Across from the food hall in Tsukiji is a rather small sized shrine. Namiyoke Inari Jinja.
It's the place where the local businesses pray for good fortune, with some of them donating lanterns to light besides the main torii.
Even though it was raining I decided to check it out. While the grounds were not small, it was clear there was a lot here.
The Haiden where prayers are made to the enshrined kami. Inari Myojin is one that is worshiped here.
The shrine area goes back to the Manji era (around 1660) when people were trying to reclaim the land here from the bay. While doing that, waves were a problem. So the people floated an image of Inari Myojin on the sea there and from that point on there the land reclamation went well.
The name of the shrine means "protection from the waves".
I could have used a little protection from the falling water. I guess my luck with little rain my two prior March trips finally wore off.
There are many carved stones and more here. I couldn't begin to say what all they represent.
I can tell you that the Seven Lucky Gods are also here.

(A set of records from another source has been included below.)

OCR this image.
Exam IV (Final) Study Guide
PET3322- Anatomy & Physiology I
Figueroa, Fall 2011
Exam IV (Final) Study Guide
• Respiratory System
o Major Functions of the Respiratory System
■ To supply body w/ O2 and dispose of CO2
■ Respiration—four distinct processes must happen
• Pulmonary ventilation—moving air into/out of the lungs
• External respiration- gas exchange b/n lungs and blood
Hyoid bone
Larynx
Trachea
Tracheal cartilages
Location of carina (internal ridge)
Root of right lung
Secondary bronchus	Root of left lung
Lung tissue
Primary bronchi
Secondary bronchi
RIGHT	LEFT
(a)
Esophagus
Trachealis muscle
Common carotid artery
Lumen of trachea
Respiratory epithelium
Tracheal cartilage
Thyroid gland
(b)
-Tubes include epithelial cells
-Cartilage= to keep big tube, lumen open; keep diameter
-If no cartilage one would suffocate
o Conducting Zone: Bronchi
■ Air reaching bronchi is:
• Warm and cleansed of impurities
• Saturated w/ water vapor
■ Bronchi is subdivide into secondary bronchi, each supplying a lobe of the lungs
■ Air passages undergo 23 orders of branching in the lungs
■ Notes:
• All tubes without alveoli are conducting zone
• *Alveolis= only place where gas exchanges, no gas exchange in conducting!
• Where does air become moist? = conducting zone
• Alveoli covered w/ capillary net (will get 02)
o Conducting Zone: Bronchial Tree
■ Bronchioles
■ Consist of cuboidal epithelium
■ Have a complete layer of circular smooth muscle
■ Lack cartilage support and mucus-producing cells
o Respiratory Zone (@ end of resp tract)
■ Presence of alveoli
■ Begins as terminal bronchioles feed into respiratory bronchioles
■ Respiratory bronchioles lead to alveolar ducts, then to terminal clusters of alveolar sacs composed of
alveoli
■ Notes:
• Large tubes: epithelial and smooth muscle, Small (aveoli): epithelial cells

I can also tell you that there is a pillar for each animal of the Japanese Zodiac. I believe this one is for sheep. As for the marbles, I do not know. It's some kind of offering.
There is one for monkey.
Horse along with more carved stones.
Snake and dragon sit next to each other.
Rabbit had a newer metal plaque along side. These may be in relation to local trade groups.
Tiger had to put up with a crowd of Inari foxes. That's a really small shrine.
Another look at the tiger.
Bull and rat were towards the back.
Finally boar, dog and rooster.
There is another remarkable thing about this shrine.
This is the male lion head and it weighs 2,200 pounds or one metric ton. Why does that matter? Because every three years one of the lion heads is carried in their Tsukiji Shishi Matsuri parade along with a mikoshi portable shrine. The other two years only the mikoshi is carried.